PRESERVES′. A general term, under which are included the various fruits and vegetables which are seasoned and kept in sugar or syrup, more especially those which are so preserved whole or in slices. See Candying, Jam, Marmalade, &c.
PRESS (Correcting for the). See Proofs.
PRESSURE, BAROMETRIC, on the Phenomena of Life. M. Bert has contributed to the ‘Comptes Rendus’[122] (lxxiii, 213, 503; lxxiv, 617; lxxv, 29, 88) an account of the following experimental researches on the influence of changes in the Barometric Pressure on the Phenomena of Life:—
[122] ‘Journal Chemical Society,’ vol. xxv.
He finds that at pressures under 18 centimètres of mercury animals die from want of oxygen; at a pressure of one to two atmospheres, from want of oxygen and presence of carbonic acid; at 2-6 atmospheres, from the presence of carbonic acid alone; at 6-15 atmospheres, from the presence of carbonic acid and of excess of oxygen; and at 15-25 atmospheres, from the poisonous action of oxygen alone.
Animals die from want of oxygen when the amount contained in their arterial blood is not sufficient to balance a pressure of 3·5 per cent. of oxygen in the atmosphere. They die from poisoning by carbonic anhydride when the amount contained in their venous blood is sufficient to balance a pressure of 26 to 28 per cent. of carbonic anhydride in the atmosphere in the case of sparrows, of 28 to 30 for mammals, and of 15 or 16 for reptiles.
As the pressure of oxygen in the surrounding air depends on two factors, the percentage proportion and the barometric pressure, the barometric pressure may be reduced to 6 centimètres for sparrows, if the proportion of oxygen in the air is increased; and it may be raised to 23 atmospheres without causing death, if the proportion of oxygen is reduced by mixing the air with nitrogen. Aeronauts might, therefore, ascend higher than it has hitherto been possible to do by taking with them a bag of oxygen to inhale; and the danger that threatens divers of being poisoned by the oxygen in the compressed air might be averted by using a mixture of air and nitrogen.
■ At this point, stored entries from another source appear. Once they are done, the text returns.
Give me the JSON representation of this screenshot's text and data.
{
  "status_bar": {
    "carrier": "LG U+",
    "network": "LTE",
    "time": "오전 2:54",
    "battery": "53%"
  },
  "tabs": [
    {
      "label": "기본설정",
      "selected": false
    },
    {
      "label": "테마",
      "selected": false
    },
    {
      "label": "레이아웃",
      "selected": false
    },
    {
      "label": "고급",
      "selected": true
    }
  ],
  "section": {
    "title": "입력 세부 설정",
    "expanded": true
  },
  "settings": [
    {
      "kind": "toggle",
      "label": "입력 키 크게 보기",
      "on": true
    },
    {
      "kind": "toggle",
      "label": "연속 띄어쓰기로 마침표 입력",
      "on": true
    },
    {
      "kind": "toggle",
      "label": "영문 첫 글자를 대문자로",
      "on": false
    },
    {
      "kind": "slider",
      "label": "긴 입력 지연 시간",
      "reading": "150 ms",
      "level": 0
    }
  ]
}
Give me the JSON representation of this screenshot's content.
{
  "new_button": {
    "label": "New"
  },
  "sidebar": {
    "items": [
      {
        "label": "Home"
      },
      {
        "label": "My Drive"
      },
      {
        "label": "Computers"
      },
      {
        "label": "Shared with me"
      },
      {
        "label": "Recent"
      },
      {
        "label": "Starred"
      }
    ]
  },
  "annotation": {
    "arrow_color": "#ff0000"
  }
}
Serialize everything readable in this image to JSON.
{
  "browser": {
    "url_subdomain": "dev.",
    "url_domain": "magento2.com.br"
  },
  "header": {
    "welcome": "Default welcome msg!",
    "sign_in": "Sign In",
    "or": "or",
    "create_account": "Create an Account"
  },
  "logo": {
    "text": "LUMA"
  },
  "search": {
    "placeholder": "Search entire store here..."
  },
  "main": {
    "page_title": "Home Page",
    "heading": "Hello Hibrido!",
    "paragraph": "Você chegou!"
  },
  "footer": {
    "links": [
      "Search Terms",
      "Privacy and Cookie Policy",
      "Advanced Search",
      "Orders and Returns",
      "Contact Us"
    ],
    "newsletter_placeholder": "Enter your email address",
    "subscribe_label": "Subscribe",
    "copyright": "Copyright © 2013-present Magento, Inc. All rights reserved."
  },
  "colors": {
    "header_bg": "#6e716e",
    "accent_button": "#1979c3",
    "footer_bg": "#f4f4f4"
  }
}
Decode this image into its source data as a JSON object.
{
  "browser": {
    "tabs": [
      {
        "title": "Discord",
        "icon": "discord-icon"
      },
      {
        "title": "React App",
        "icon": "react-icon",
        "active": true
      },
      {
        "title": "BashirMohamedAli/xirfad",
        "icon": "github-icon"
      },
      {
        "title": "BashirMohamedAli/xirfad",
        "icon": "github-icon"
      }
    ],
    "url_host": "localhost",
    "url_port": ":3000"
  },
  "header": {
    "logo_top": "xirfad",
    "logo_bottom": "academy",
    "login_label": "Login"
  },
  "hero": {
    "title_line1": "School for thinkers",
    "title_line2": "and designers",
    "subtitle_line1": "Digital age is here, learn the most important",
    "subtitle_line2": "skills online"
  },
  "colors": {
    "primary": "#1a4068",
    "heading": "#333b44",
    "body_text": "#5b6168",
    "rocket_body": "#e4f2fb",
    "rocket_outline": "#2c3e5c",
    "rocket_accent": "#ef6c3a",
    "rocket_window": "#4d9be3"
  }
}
From an examination of the gases in the blood of animals confined in rarefied air the author finds that both the oxygen and the carbonic anhydride in the blood diminish. The dyspnœa which is felt in ascending mountains
is therefore due to want of oxygen in the blood. The diminution in oxygen becomes diminished at 20 centimètres pressure, yet this is the pressure under which the inhabitants of the elevated Mexican plateau of Anahuac live. The oxygen diminishes more quickly and more regularly than the carbonic anhydride. Although there are but very small quantities of gases simply dissolved in the blood, the chemical combinations in which they take part are dissociated very easily and in a progressive manner under the influence of diminished pressure, and this dissociation takes place more easily in the organisms than in experiments in vacuo.